隨着奴隸的本身價值不斷地升高,奴隸貿易就變得更加紅火,郭解一次性放出三萬奴隸,未必就安着好心。
長安城不允許奴隸進入,因此還保有原來的模樣,富貴城只歡迎美麗的女奴進駐,所以,變化不大。
只有陽陵邑變化最大,這座關中商貿重鎮,如今走進去,赫然會發現,似乎進入了另外一個國度。

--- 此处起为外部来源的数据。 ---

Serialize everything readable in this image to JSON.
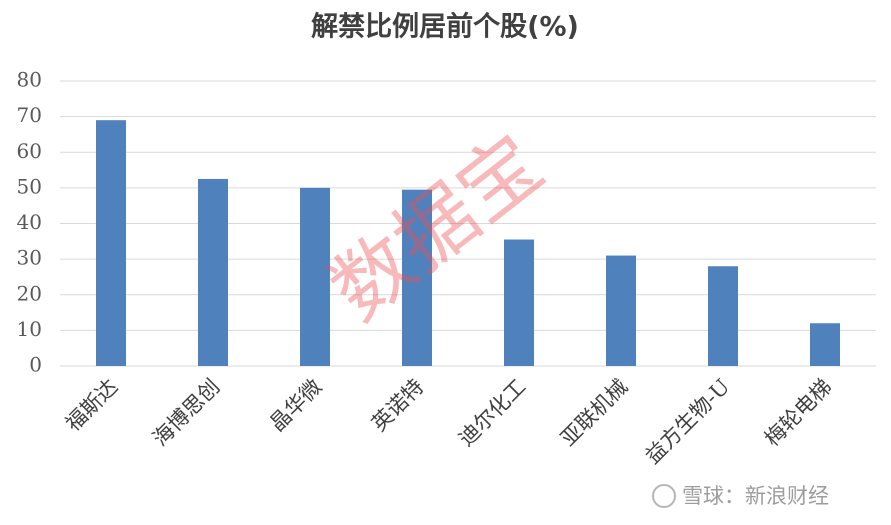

就連城中的漢人建築,也變得多樣起來,無數種風格的建築琳琅滿目的矗立在陽陵邑城中,再加上各色人等匯聚,居然成了關中人最喜歡去的地方。
雲琅跟曹襄離開了農田,施施然的走進了陽陵邑。
他們已經很久沒有來陽陵邑了,才走進城池,就聞見一股子濃烈的香料味道。
香料的味道混合着烤熟的牛羊肉味道,讓剛剛進城的人無不垂涎欲滴。
雲琅拿着一把扇子隨着人流緩緩前行,今天來陽陵邑,不是爲了遊玩的,而是來實地看看這座滿是胡人的城市。
“剛剛從我面前走過一百二十四人,胡人七十三!”
“從我面前走過了一百七十五人,胡人八十九!”
雲琅跟曹襄匯合之後,就來到了一座酒樓,各自報出了自己的數據。
雲琅皺眉道:“胡人比漢人多。”
曹襄搖頭道:“你只能說住在城裡的胡人比漢人多,你我都在陽陵邑有很多產業,可是呢,並不居住在這裡。
自從胡人進來的多了,貴人們也就離開了陽陵邑,只把這地方當做一個生財之地。“
雲琅指指酒樓的招牌道:“你數過店鋪上的東宮的印記了嗎?”
曹襄搖頭道:“沒數過。”
雲琅嘆口氣道:“我數過,這一路經過了四十五家店鋪,有東宮標記的就有三十一家!”